Check out our full collection of sustainable, actual-play-approved toys before you dive into the weird world of vintage toy collecting.

Questions I asked while deeply sleep-deprived

Why is everyone suddenly obsessed with the exact birthday of these 90s toys?
Because we're millennials, and we substitute genuine emotional processing with aggressive nostalgia. Seriously though, it's just a fun trend that started on social media. People like the idea of their kid having a "birthday twin" toy that was manufactured before the housing market collapsed. It's a sweet, sustainable way to buy second-hand, as long as you don't take it too seriously.

Can I put a vintage plush toy in the washing machine?
Absolutely not. I tried this once with a different toy and it came out looking like a drowned rat that had been through a shredder. The old fabric degrades, and if the seams split, your washing machine will be full of tiny plastic pellets. You've got to spot-clean them with a damp cloth and some mild detergent, treating them with the delicate reverence of a museum artefact.
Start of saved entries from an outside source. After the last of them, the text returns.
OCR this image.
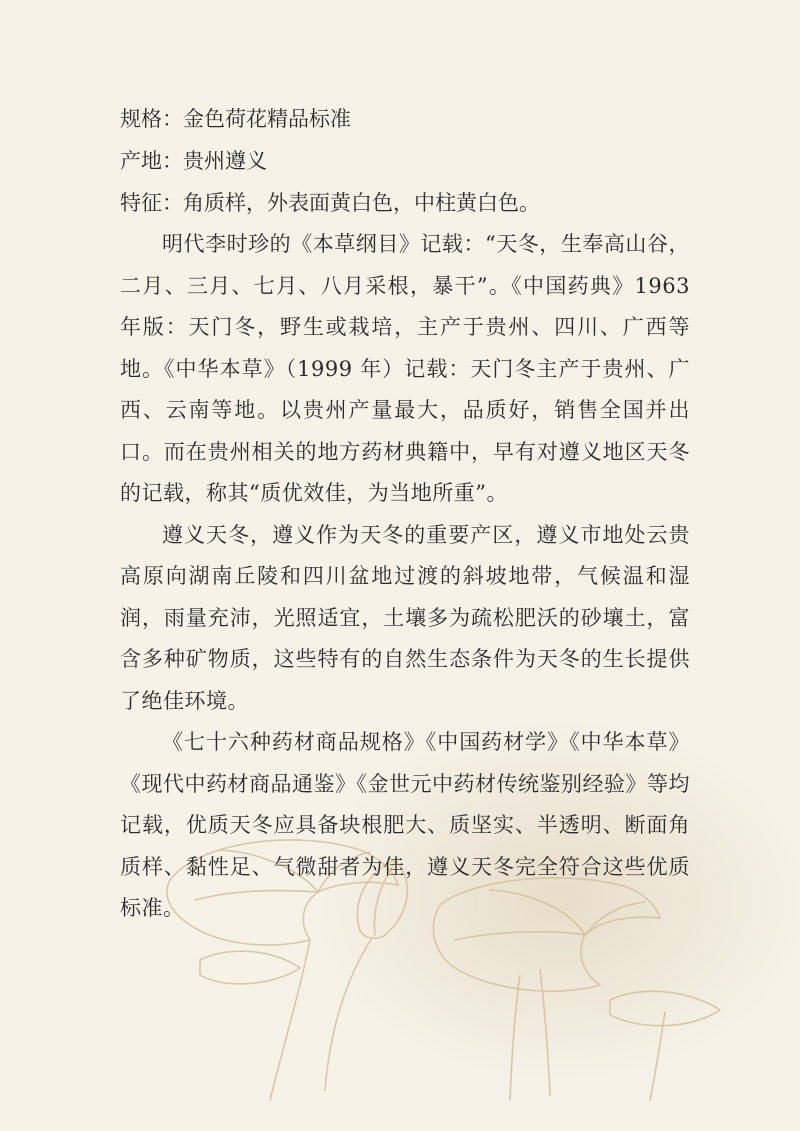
规格：金色荷花精品标准
产地：贵州遵义
特征：角质样，外表面黄白色，中柱黄白色。

明代李时珍的《本草纲目》记载：“天冬，生奉高山谷，二月、三月、七月、八月采根，暴干”。《中国药典》1963年版：天门冬，野生或栽培，主产于贵州、四川、广西等地。《中华本草》（1999 年）记载：天门冬主产于贵州、广西、云南等地。以贵州产量最大，品质好，销售全国并出口。而在贵州相关的地方药材典籍中，早有对遵义地区天冬的记载，称其“质优效佳，为当地所重”。

遵义天冬，遵义作为天冬的重要产区，遵义市地处云贵高原向湖南丘陵和四川盆地过渡的斜坡地带，气候温和湿润，雨量充沛，光照适宜，土壤多为疏松肥沃的砂壤土，富含多种矿物质，这些特有的自然生态条件为天冬的生长提供了绝佳环境。

《七十六种药材商品规格》《中国药材学》《中华本草》《现代中药材商品通鉴》《金世元中药材传统鉴别经验》等均记载，优质天冬应具备块根肥大、质坚实、半透明、断面角质样、黏性足、气微甜者为佳，遵义天冬完全符合这些优质标准。
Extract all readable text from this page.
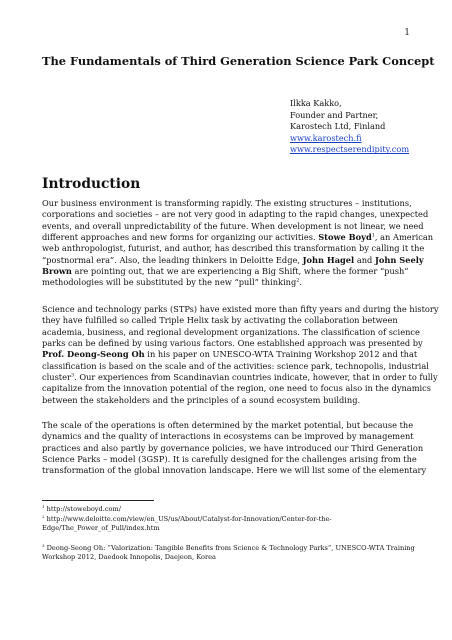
1
The Fundamentals of Third Generation Science Park Concept
Ilkka Kakko,
Founder and Partner,
Karostech Ltd, Finland
www.karostech.fi
www.respectserendipity.com
Introduction
Our business environment is transforming rapidly. The existing structures – institutions,
corporations and societies – are not very good in adapting to the rapid changes, unexpected
events, and overall unpredictability of the future. When development is not linear, we need
different approaches and new forms for organizing our activities. Stowe Boyd$^1$, an American
web anthropologist, futurist, and author, has described this transformation by calling it the
“postnormal era”. Also, the leading thinkers in Deloitte Edge, John Hagel and John Seely
Brown are pointing out, that we are experiencing a Big Shift, where the former “push”
methodologies will be substituted by the new “pull” thinking$^2$.
Science and technology parks (STPs) have existed more than fifty years and during the history
they have fulfilled so called Triple Helix task by activating the collaboration between
academia, business, and regional development organizations. The classification of science
parks can be defined by using various factors. One established approach was presented by
Prof. Deong-Seong Oh in his paper on UNESCO-WTA Training Workshop 2012 and that
classification is based on the scale and of the activities: science park, technopolis, industrial
cluster$^3$. Our experiences from Scandinavian countries indicate, however, that in order to fully
capitalize from the innovation potential of the region, one need to focus also in the dynamics
between the stakeholders and the principles of a sound ecosystem building.
The scale of the operations is often determined by the market potential, but because the
dynamics and the quality of interactions in ecosystems can be improved by management
practices and also partly by governance policies, we have introduced our Third Generation
Science Parks – model (3GSP). It is carefully designed for the challenges arising from the
transformation of the global innovation landscape. Here we will list some of the elementary
$^1$ http://stoweboyd.com/
$^2$ http://www.deloitte.com/view/en_US/us/About/Catalyst-for-Innovation/Center-for-the-
Edge/The_Power_of_Pull/index.htm
$^3$ Deong-Seong Oh: “Valorization: Tangible Benefits from Science & Technology Parks”, UNESCO-WTA Training
Workshop 2012, Daedook Innopolis, Daejeon, Korea
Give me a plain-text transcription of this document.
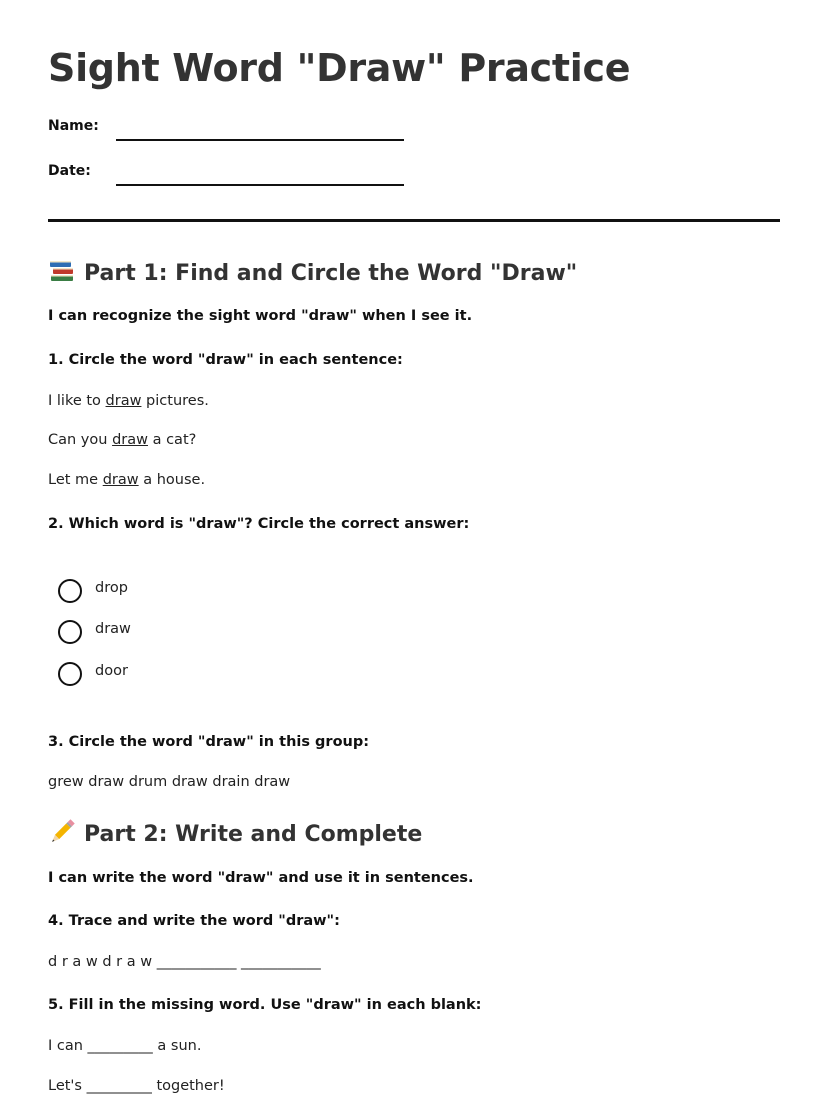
Sight Word "Draw" Practice
Name:
Date:
Part 1: Find and Circle the Word "Draw"
I can recognize the sight word "draw" when I see it.
1. Circle the word "draw" in each sentence:
I like to draw pictures.
Can you draw a cat?
Let me draw a house.
2. Which word is "draw"? Circle the correct answer:
drop
draw
door
3. Circle the word "draw" in this group:
grew draw drum draw drain draw
Part 2: Write and Complete
I can write the word "draw" and use it in sentences.
4. Trace and write the word "draw":
d r a w d r a w ___________ ___________
5. Fill in the missing word. Use "draw" in each blank:
I can _________ a sun.
Let's _________ together!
Are these old toys seriously safe for my baby to play with?
No, they really aren't. My GP looked at me like I was an alien when I asked. The hard plastic eyes can be chewed right off, and the filling is a massive choking hazard if the toy tears. Keep them purely as nursery decorations until your kid is old enough to not immediately put everything they see straight into their mouth. Usually around age three, or so they tell me.

What's the best way to clean the wooden toys they seriously CAN play with?
Just wipe them down with a damp cloth. If you soak a wooden play gym in the sink, the wood is going to warp and ruin the whole natural aesthetic you paid good money for. I occasionally rub a tiny bit of food-safe oil on ours if it starts looking a bit dry, which makes me feel incredibly domestic and capable for about five minutes.